The Happiness Myth_ An Expose - Jennifer Hecht [19]
A great filmmaker gets a rotten review and mourns over it because, though it couldn’t compromise the career’s greatness, it is today’s news. You, meanwhile, are not a great filmmaker, and though that can be a drag on some nights as you wait for sleep, you do not have to manage all those short narcissistic rushes occasioned by fame, and you do not have to cope with a terrible review all about what you’ve spent the last three years pouring your life into, right there on the front of the arts section of the Times. Fame can be nice, but it is not the simple confirmation that it appears to be. Aurelius had numerous reminders for himself on this topic:
But perhaps the desire of the thing called fame will torment thee.
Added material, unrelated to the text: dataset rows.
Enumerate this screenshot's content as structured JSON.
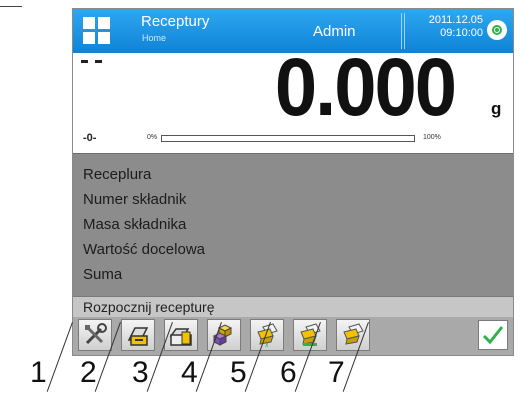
{
  "header": {
    "title": "Receptury",
    "subtitle": "Home",
    "user": "Admin",
    "date": "2011.12.05",
    "time": "09:10:00"
  },
  "weighing": {
    "value": "0.000",
    "unit": "g",
    "zero_indicator": "-0-",
    "bar_min_label": "0%",
    "bar_max_label": "100%",
    "bar_progress": 0
  },
  "info_lines": [
    "Receplura",
    "Numer składnik",
    "Masa składnika",
    "Wartość docelowa",
    "Suma"
  ],
  "prompt": "Rozpocznij recepturę",
  "toolbar": {
    "buttons": [
      {
        "icon": "settings-tools-icon"
      },
      {
        "icon": "database-record-icon"
      },
      {
        "icon": "database-record-icon"
      },
      {
        "icon": "ingredients-icon"
      },
      {
        "icon": "weight-multiply-icon"
      },
      {
        "icon": "weight-mass-icon"
      },
      {
        "icon": "weight-sum-icon"
      }
    ],
    "confirm_icon": "checkmark-icon"
  },
  "callouts": [
    "1",
    "2",
    "3",
    "4",
    "5",
    "6",
    "7"
  ],
  "colors": {
    "header_blue": "#1a94e4",
    "confirm_green": "#2fb24a"
  }
}
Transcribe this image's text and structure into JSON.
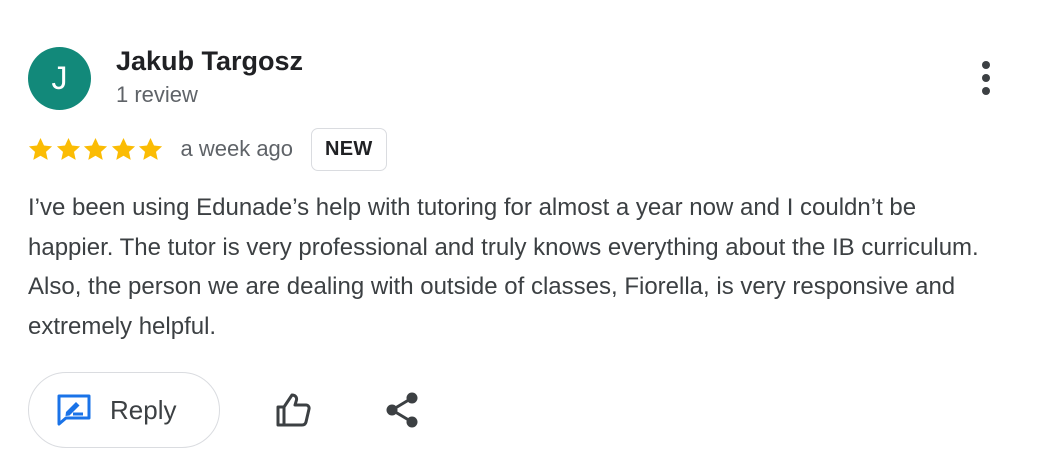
{
  "review": {
    "author": {
      "initial": "J",
      "name": "Jakub Targosz",
      "review_count": "1 review",
      "avatar_color": "#12897a"
    },
    "rating": 5,
    "rating_max": 5,
    "date": "a week ago",
    "badge": "NEW",
    "text": "I’ve been using Edunade’s help with tutoring for almost a year now and I couldn’t be happier. The tutor is very professional and truly knows everything about the IB curriculum. Also, the person we are dealing with outside of classes, Fiorella, is very responsive and extremely helpful."
  },
  "actions": {
    "reply_label": "Reply",
    "reply_icon": "reply-edit-icon",
    "like_icon": "thumbs-up-icon",
    "share_icon": "share-icon",
    "more_icon": "more-vertical-icon"
  },
  "colors": {
    "star": "#fbbc04",
    "accent": "#1a73e8",
    "text_primary": "#202124",
    "text_secondary": "#5f6368",
    "border": "#dadce0"
  }
}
See how soon everything is forgotten, and look at the chaos of infinite time on each side of the present, and the emptiness of applause, and the changeableness and want of judgment in those who pretend to give praise, and the narrowness of the space within which it is circumscribed, and be quiet at last. For the whole earth is a point, and how small a nook in it is this thy dwelling, and how few are there in it, and what kind of people are they who will praise thee.3
If you are content with being a lawyer, nurse, teacher, or bridge builder for a living, there is no need for the hot pursuit of your own renown. So forget fame, say all the famous men. There’s the rub. All our remembered bards of rejecting fame are, by definition, remembered. In some cases, for over two thousand years. What that suggests to me is that, like so many other things, you have got to live through fame to know why it is not heaven. They know that even the greatest star spends time bored, tired, or unable to sleep, and the periods of adulation may make mundane life more difficult to tolerate. The happiest you can be is how you are once fame has failed you and you have taken that in. The wise say if you want fame, try to get it, because it is worth something, but it won’t be what you expected. The people you most wanted to impress may so resent your new status that you lose them entirely. You wanted to impress them because of how they were always impressing you, and that may be the only relationship with you they want. As for impressing the people of the future, Aurelius said, “See that you secure this present time to yourself: for those who rather pursue posthumous fame do not consider that the men of tomorrow will be exactly like these whom they cannot bear now.”4
A big part of happiness comes from keeping friends and family and not hating those you work with, which means forgiving them despite your immediate desire, sometimes, to stay angry and hold out for recompense. There is no formula for knowing when relationships should end and sometimes it is right to keep a person in your heart but not see them anymore. But one of the most common ways in which people get estranged is that their feelings get hurt by something someone said in anger or behind their back. For this, you are better off letting go of your pain and anger and leaving the whole thing in the past. Not easy, but Marcus Aurelius offers nine rules for coping. They are:
Think about what your relationship to this person is, and whether you are his or her superior.
Think about who this person is “at the table, in bed, and so forth: and particularly, under what compulsions of opinion they operate.”
Remember that they can’t be happy about acting the way they do, and they must be acting involuntarily, through ignorance.
“Consider that you also do many things wrong, and…even if you do abstain from certain faults still you have the disposition to commit them” and that you hold back only because you’re scared to try or you’re worried about what people would say.
Recall that “you do not even understand whether men are doing wrong or not,” since we rarely have enough information to judge others.
Think about how “the man’s life is only a moment, and after a short time we are all laid out dead.”